Stay organized with collections Save and categorize content based on your preferences.

A classification data set with skewed class proportions is called imbalanced. Classes that make up a large proportion of the data set are called majority classes. Those that make up a smaller proportion are minority classes.

What counts as imbalanced? The answer could range from mild to extreme, as the table below shows.

Degree of imbalance Proportion of Minority Class
Mild 20-40% of the data set
Moderate 1-20% of the data set
Extreme <1% of the data set

Why look out for imbalanced data? You may need to apply a particular sampling technique if you have a classification task with an imbalanced data set.

Consider the following example of a model that detects fraud. Instances of fraud happen once per 200 transactions in this data set, so in the true distribution, about 0.5% of the data is positive.

Bar graph with two bars. One bar shows about 200 negative transactions, while
the other bar shows 1 positive

Why would this be problematic? With so few positives relative to negatives, the training model will spend most of its time on negative examples and not learn enough from positive ones.
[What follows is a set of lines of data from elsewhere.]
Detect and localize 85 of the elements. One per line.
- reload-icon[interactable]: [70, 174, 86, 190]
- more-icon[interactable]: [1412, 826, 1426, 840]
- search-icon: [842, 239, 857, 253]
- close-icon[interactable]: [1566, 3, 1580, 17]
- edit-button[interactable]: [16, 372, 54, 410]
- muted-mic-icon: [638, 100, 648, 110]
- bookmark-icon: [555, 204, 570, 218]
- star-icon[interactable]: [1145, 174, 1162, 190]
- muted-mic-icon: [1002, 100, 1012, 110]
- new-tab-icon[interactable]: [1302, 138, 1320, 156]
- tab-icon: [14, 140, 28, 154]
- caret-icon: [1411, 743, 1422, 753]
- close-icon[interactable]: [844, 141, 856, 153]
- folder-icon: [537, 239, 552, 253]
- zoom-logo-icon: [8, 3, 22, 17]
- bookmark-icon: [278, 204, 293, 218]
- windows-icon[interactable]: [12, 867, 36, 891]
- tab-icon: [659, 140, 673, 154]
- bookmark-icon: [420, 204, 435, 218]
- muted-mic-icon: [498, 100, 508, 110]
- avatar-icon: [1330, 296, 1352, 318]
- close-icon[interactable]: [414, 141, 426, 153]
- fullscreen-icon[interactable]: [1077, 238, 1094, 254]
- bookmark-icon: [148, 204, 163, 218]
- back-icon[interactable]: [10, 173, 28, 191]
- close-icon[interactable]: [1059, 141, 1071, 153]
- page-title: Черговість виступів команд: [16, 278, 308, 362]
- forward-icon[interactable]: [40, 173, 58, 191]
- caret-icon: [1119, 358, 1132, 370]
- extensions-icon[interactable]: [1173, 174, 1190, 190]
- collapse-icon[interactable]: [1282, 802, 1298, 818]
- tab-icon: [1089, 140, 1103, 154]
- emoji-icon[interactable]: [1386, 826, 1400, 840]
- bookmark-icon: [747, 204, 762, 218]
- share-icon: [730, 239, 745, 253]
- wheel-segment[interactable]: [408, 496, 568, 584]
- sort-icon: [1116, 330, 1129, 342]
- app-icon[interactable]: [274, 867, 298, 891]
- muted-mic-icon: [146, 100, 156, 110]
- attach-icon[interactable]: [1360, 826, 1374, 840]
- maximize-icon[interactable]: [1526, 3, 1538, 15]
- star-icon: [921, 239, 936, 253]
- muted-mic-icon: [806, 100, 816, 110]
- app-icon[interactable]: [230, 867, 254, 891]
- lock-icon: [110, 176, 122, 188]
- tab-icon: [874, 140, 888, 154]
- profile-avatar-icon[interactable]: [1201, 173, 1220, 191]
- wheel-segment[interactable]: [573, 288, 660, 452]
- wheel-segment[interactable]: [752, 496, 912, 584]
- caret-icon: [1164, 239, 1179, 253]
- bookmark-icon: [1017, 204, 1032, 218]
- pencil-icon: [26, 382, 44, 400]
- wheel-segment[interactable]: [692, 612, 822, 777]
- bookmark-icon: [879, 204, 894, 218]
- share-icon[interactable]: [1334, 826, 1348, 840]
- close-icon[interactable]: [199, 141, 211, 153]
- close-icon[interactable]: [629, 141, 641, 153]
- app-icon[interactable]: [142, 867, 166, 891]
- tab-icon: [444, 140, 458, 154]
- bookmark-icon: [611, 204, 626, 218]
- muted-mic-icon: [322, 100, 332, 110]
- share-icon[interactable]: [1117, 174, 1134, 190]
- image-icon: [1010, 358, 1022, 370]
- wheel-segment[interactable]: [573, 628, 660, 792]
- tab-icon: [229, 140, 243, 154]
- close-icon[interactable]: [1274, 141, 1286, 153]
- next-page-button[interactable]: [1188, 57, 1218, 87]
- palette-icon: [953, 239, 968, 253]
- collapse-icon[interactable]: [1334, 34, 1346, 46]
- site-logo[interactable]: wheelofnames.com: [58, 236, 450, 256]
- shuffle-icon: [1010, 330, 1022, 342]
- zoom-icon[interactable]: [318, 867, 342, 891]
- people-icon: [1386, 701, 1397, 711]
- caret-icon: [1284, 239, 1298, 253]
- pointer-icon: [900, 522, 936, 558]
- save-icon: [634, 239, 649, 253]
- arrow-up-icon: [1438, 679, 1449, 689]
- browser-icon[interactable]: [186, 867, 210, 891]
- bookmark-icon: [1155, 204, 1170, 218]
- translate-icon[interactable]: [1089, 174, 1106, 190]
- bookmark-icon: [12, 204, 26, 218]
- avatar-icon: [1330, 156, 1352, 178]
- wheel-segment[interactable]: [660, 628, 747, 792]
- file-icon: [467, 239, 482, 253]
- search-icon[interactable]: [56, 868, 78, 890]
For example, if your batch size is 128, many batches will have no positive examples, so the gradients will be less informative.

If you have an imbalanced data set, first try training on the true distribution. If the model works well and generalizes, you're done! If not, try the following downsampling and upweighting technique.

Downsampling and Upweighting

An effective way to handle imbalanced data is to downsample and upweight the majority class. Let's start by defining those two new terms:

  • Downsampling (in this context) means training on a disproportionately low subset of the majority class examples.
  • Upweighting means adding an example weight to the downsampled class equal to the factor by which you downsampled.

Step 1: Downsample the majority class. Consider again our example of the fraud data set, with 1 positive to 200 negatives. Downsampling by a factor of 20 improves the balance to 1 positive to 10 negatives (10%). Although the resulting training set is still moderately imbalanced, the proportion of positives to negatives is much better than the original extremely imbalanced proportion (0.5%).

Bar graph with two bars. One bar shows 20 negative transactions, while the
other bar shows 1 positive

Step 2: Upweight the downsampled class: The last step is to add example weights to the downsampled class. Since we downsampled by a factor of 20, the example weight should be 20.

A conceptual diagram of downsampling and upweighting. Step 1, downsampling,
pulls a randomly selected example from a block representing the dataset of
the majority class. Step 2, upweighting, adds a weight to each randomly
selected example.

You may be used to hearing the term weight when it refers to model parameters, like connections in a neural network. Here we're talking about example weights, which means counting an individual example more importantly during training. An example weight of 10 means the model treats the example as 10 times as important (when computing loss) as it would an example of weight 1.

The weight should be equal to the factor you used to downsample:

\[\text{ \{example weight\} = \{original example weight\} × \{downsampling factor\} }\]

Why Downsample and Upweight?

It may seem odd to add example weights after downsampling. We were trying to make our model improve on the minority class -- why would we upweight the majority? These are the resulting changes:

  • Faster convergence: During training, we see the minority class more often, which will help the model converge faster.
  • Disk space: By consolidating the majority class into fewer examples with larger weights, we spend less disk space storing them. This savings allows more disk space for the minority class, so we can collect a greater number and a wider range of examples from that class.
  • Calibration: Upweighting ensures our model is still calibrated; the outputs can still be interpreted as probabilities.